La IXe symphonie de Beethoven par Béjart de retour à Forest National 46 ans après

Béjart IXe Symphonie
Béjart IXe Symphonie - © Philippe Pach

Forest National accueillera les 6, 7 et 8 janvier prochains le spectacle de danse de la IXe symphonie de Beethoven sur une chorégraphie de Maurice Béjart.

Sur scène, 200 artistes, danseurs, musiciens et chanteurs, feront revivre le spectacle d'ouverture de la célèbre scène bruxelloise en 1970.

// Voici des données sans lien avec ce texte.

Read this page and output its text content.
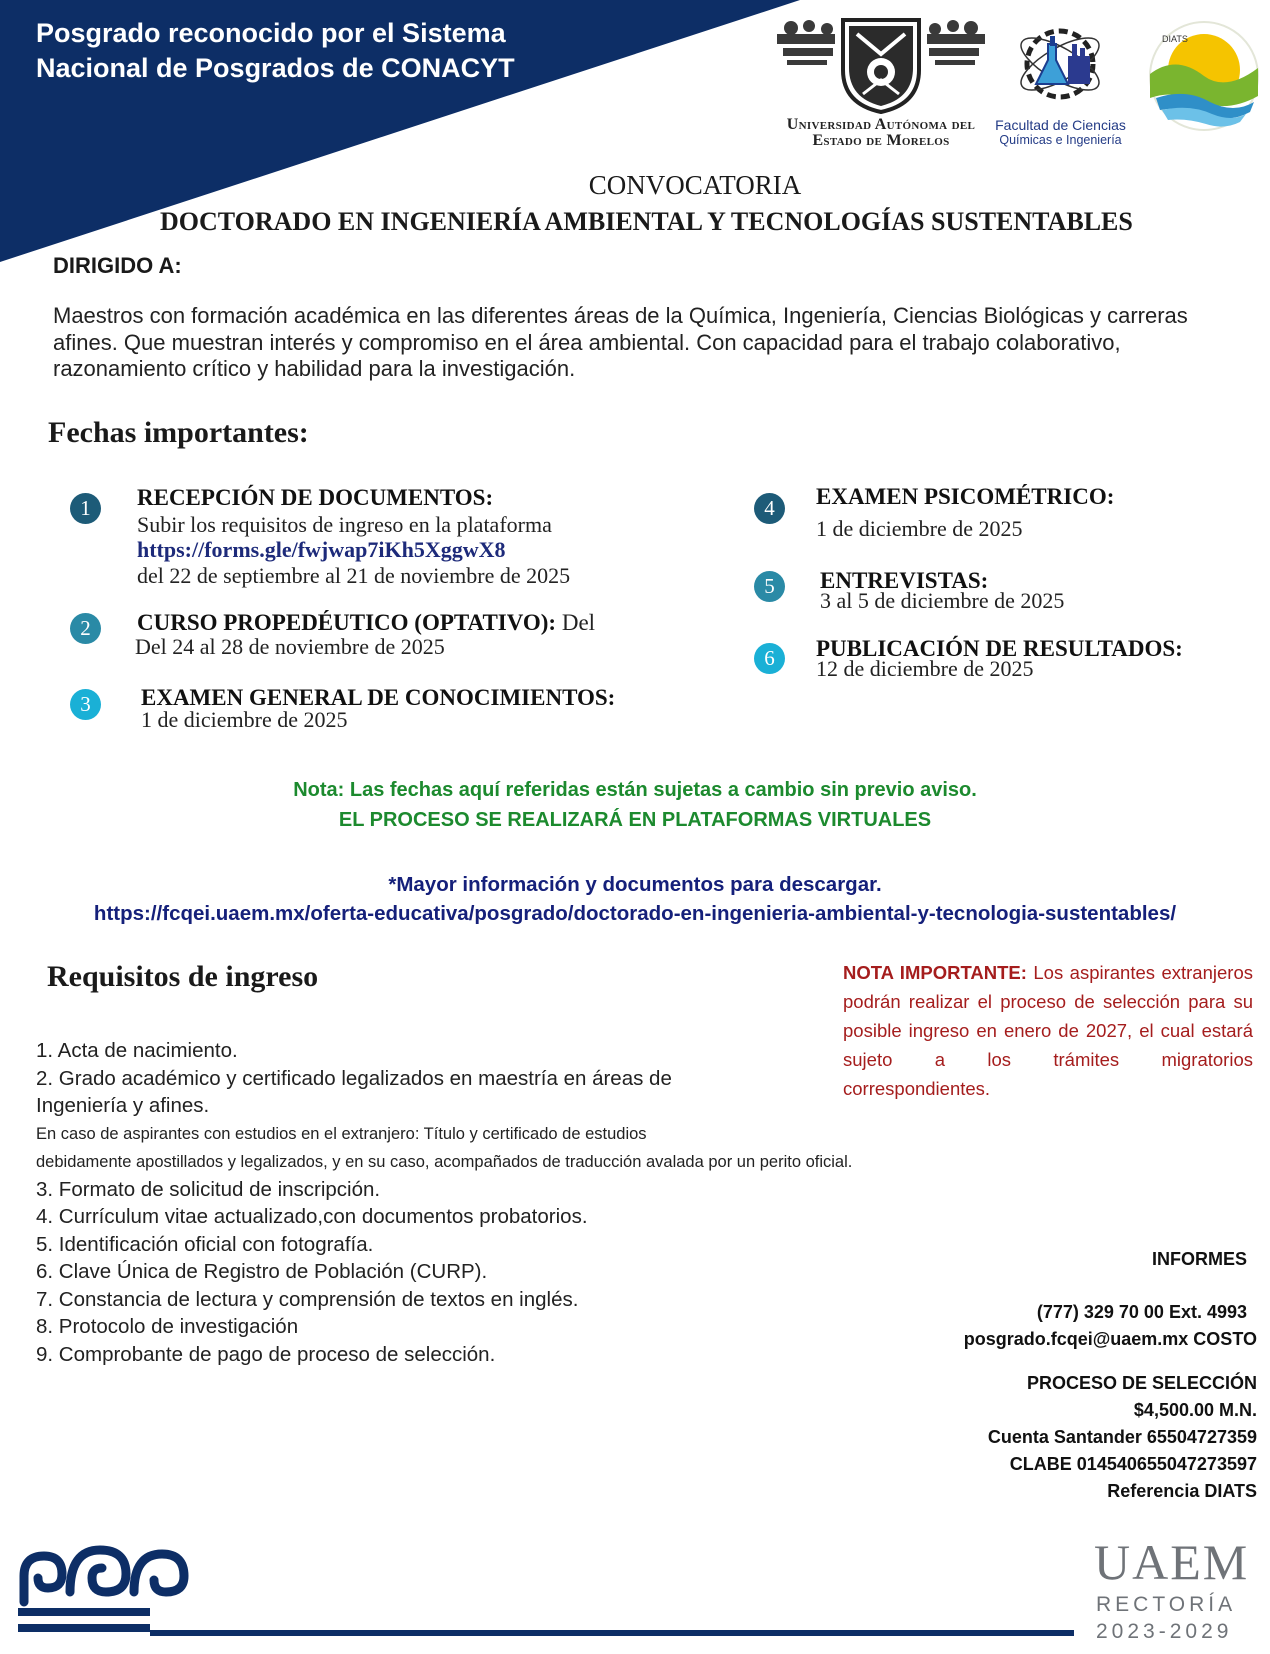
Posgrado reconocido por el Sistema
Nacional de Posgrados de CONACYT
Universidad Autónoma del
Estado de Morelos
Facultad de Ciencias
Químicas e Ingeniería
DIATS
CONVOCATORIA
DOCTORADO EN INGENIERÍA AMBIENTAL Y TECNOLOGÍAS SUSTENTABLES
DIRIGIDO A:
Maestros con formación académica en las diferentes áreas de la Química, Ingeniería, Ciencias Biológicas y carreras afines. Que muestran interés y compromiso en el área ambiental. Con capacidad para el trabajo colaborativo, razonamiento crítico y habilidad para la investigación.
Fechas importantes:
1	RECEPCIÓN DE DOCUMENTOS:
Subir los requisitos de ingreso en la plataforma
https://forms.gle/fwjwap7iKh5XggwX8
del 22 de septiembre al 21 de noviembre de 2025
2	CURSO PROPEDÉUTICO (OPTATIVO): Del
Del 24 al 28 de noviembre de 2025
3	EXAMEN GENERAL DE CONOCIMIENTOS:
1 de diciembre de 2025
4	EXAMEN PSICOMÉTRICO:
1 de diciembre de 2025
5	ENTREVISTAS:
3 al 5 de diciembre de 2025
6	PUBLICACIÓN DE RESULTADOS:
12 de diciembre de 2025
Nota: Las fechas aquí referidas están sujetas a cambio sin previo aviso.
EL PROCESO SE REALIZARÁ EN PLATAFORMAS VIRTUALES
*Mayor información y documentos para descargar.
https://fcqei.uaem.mx/oferta-educativa/posgrado/doctorado-en-ingenieria-ambiental-y-tecnologia-sustentables/
Requisitos de ingreso
1. Acta de nacimiento.
2. Grado académico y certificado legalizados en maestría en áreas de
Ingeniería y afines.
En caso de aspirantes con estudios en el extranjero: Título y certificado de estudios
debidamente apostillados y legalizados, y en su caso, acompañados de traducción avalada por un perito oficial.
3. Formato de solicitud de inscripción.
4. Currículum vitae actualizado,con documentos probatorios.
5. Identificación oficial con fotografía.
6. Clave Única de Registro de Población (CURP).
7. Constancia de lectura y comprensión de textos en inglés.
8. Protocolo de investigación
9. Comprobante de pago de proceso de selección.
NOTA IMPORTANTE: Los aspirantes extranjeros podrán realizar el proceso de selección para su posible ingreso en enero de 2027, el cual estará sujeto a los trámites migratorios correspondientes.
INFORMES
(777) 329 70 00 Ext. 4993
posgrado.fcqei@uaem.mx COSTO
PROCESO DE SELECCIÓN
$4,500.00 M.N.
Cuenta Santander 65504727359
CLABE 014540655047273597
Referencia DIATS
UAEM
RECTORÍA
2023-2029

Selon Gil Roman, directeur artistique du Béjart Ballet Lausanne et concepteur du spectacle, cette IXe symphonie était parfaite pour inaugurer Forest National: "Cette IXe symphonie n'est jamais aussi belle que quand le public l'entoure."

Ce ne sera cependant pas une copie du spectacle que le public a pu voir il y a 46 ans, assure-t-il. "J'ai travaillé pendant 30 ans avec Maurice, mais quand j'ai commencé à travailler au ballet du 20e siècle, Maurice avait arrêté de donner la IXe symphonie depuis un an. J'ai rêvé de remonter ce spectacle, mais je ne l'avais jamais vu. Je ne l'aurais jamais fait si je n'avais pas eu Piotr Nardelli, qui, lui, était là à la création et si je n'avais pas visionné des vidéos. Cela m'a permis de travailler sur le style. J'ai créé ma propre chorégraphie, tout en essayant d'être le plus fidèle possible à Maurice."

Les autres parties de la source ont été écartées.